There is a future to the industry, of course, given that as people get their first smartphone, they become more likely to want to replace the device over the next three years or so, but the IMF warns that global smartphone sales may have plateaued.

“By decomposing the cycle from trend for Chinese exports of smartphones, regression results show that the trend is nonlinear and may have reached its peak in September 2015, suggesting that future global demand for smartphones may grow more slowly (driven more by replacement demand than new acquisitions),” the organization said.

Be prepared

To be honest, Apple saw this coming.

In the short term, Apple’s move to raise prices on iPhones has helped maintain growth for itself and its many manufacturing partners. The IMF notes that GDP growth was mainly driven by rising smartphone prices — the average selling price (ASP) for iPhones climbed from $618 in 2016 to $798 in 2017.

Recognizing the ceiling of smartphone growth means iPhones (as I’ve said before) won’t matter anymore, the company is already developing next-generation solutions (Apple Watch, AirPods, and its focus on services) that management must hope will help it hold its place in the winner’s enclosure during the next stage of tech industry growth.

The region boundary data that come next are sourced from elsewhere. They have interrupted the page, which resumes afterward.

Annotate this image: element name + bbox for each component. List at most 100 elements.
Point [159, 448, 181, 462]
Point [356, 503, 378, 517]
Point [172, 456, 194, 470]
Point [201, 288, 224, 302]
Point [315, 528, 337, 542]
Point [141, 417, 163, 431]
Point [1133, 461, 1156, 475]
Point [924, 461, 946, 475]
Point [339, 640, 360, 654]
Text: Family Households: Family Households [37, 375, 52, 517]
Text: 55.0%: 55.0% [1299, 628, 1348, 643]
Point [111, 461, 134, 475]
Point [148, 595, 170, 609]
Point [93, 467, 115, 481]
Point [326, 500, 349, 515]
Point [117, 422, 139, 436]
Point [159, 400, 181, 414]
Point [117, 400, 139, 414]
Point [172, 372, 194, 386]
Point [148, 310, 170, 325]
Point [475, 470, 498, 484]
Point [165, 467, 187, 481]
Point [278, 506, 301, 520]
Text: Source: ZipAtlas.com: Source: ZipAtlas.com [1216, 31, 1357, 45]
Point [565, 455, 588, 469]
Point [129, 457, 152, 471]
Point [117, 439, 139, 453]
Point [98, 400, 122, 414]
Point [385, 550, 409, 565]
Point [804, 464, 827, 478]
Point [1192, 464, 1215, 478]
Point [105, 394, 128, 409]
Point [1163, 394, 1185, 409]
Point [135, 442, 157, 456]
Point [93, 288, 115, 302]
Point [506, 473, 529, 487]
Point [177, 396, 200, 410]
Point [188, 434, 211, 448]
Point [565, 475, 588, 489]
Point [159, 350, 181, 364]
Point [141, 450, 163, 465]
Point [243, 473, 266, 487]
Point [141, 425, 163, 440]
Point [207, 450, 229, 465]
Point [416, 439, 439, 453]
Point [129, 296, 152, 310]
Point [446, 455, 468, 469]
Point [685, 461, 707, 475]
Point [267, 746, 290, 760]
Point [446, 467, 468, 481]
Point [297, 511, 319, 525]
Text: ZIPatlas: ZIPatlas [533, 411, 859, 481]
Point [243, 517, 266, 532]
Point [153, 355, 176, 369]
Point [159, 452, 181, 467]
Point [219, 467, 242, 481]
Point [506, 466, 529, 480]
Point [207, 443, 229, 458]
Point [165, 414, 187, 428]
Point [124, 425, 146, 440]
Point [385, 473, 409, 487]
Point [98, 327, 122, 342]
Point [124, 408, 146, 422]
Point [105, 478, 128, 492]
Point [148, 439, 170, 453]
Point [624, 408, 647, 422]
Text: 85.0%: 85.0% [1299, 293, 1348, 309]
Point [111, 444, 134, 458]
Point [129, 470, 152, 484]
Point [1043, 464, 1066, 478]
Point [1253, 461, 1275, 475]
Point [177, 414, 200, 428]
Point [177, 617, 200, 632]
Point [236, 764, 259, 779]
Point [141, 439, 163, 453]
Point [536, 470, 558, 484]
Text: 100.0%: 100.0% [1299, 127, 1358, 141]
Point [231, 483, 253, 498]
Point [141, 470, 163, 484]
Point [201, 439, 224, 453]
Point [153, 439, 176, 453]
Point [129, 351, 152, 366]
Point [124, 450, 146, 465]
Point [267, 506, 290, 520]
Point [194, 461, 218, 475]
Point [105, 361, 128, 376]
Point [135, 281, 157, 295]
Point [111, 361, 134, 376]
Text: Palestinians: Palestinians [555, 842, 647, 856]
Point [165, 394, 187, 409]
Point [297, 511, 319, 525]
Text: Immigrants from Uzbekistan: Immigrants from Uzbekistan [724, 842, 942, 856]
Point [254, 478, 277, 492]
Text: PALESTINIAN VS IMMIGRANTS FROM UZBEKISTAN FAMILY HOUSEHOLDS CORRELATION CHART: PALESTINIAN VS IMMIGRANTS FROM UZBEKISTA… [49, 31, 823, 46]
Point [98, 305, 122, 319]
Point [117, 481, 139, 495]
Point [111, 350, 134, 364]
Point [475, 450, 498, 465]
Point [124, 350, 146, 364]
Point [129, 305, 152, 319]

A smartphone replacement mindset

Given that the replacement market is becoming so important, it seems likely to me that Apple’s focus will shift to a smartphone replacement mindset. I see three factors here:

  1. Maintain leadership

Apple’s existing strategy seems to be to focus on R&D and new technology advances (such as ARKit and Face ID) that give its products unique technology advantages. In doing so, it has created a scenario in which its high-end devices now define the future of its most valuable market.

  1. Widen the market

Given that cheap smartphones seem to drive the fragmented Android market, Apple may do well by introducing lower-cost devices that retain enough of its cutting-edge technologies to still remain aspirational. In this I’m thinking the now-expected iPhone SE2 with 3D Touch, AR Kit, M2, and much faster processors will prove to be Apple’s stalking horse to claim a larger chunk of future smartphone replacement sales.

  1. Get more aggressive

Apple will become more aggressive than ever in persuading Android owners to buy an iPhone next time they replace their device. It will focus on what you can do with its solutions that you can’t do effectively on others.

The bottom line? The wealth and future of entire nations may now depend on the decisions emerging from Apple Park. No pressure, then.